But if recent allegations are true, the U.S. Attorney’s Office for the District of Maryland may have taken this “policing for profit” to the next level by producing a forged document in support of an attempted forfeiture.
In the usual “upside-down world of civil forfeiture,” police and prosecutors already have all the advantages. They can seize and keep cash or property that they merely suspect is involved with criminal activity. And if the owner objects, then he or she has the burden of going to court and proving the property’s innocence.
In Baltimore, however, these legal advantages for the police may not have been enough for one federal prosecutor’s attempt to take Samantha Banks’ cash. Ms. Banks’ case, as the Baltimore City Paper explains, began when a TSA agent found $122,640 in cash in her husband’s bag. After DEA agents seized the cash, a K-9 officer with the Maryland Transportation Authority Police (MTAP), Joseph Lambert, had his dog sniff it. Unsurprisingly, as studies show about one third to ninety percent of all U.S. currency is tainted by cocaine, the dog alerted to the presence of narcotics.

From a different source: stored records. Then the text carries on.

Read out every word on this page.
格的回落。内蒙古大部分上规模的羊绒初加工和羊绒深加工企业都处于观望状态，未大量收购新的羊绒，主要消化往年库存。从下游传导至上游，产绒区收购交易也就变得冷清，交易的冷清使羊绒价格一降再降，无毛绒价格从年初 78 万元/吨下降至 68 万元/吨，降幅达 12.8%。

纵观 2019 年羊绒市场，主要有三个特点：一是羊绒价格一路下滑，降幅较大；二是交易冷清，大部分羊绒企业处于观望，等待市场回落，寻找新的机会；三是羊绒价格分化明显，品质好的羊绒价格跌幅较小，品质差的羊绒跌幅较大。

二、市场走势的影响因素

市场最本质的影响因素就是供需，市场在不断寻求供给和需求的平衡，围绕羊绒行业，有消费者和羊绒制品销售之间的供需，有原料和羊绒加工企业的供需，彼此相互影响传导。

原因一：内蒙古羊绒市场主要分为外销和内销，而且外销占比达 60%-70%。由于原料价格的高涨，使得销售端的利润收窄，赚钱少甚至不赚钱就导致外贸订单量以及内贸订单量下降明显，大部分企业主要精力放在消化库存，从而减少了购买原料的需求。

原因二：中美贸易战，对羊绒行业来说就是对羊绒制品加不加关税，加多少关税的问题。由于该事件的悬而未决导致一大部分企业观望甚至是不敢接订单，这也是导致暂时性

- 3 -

Although the government found no drugs and did not charge Ms. Banks or her husband with any crime—she claimed that she and her husband are real estate investors and the money was for a real estate purchase—the U.S. Attorney’s Office decided it had probable cause to believe the money was connected to illegal activity and filed for forfeiture. After all, what did they have to lose? If the government successfully forfeited Ms. Banks’ cash, then the U.S. Attorney’s Office, the DEA, and—through a loophole known as “equitable sharing”—the MTAP could have split the $122,640 amongst themselves.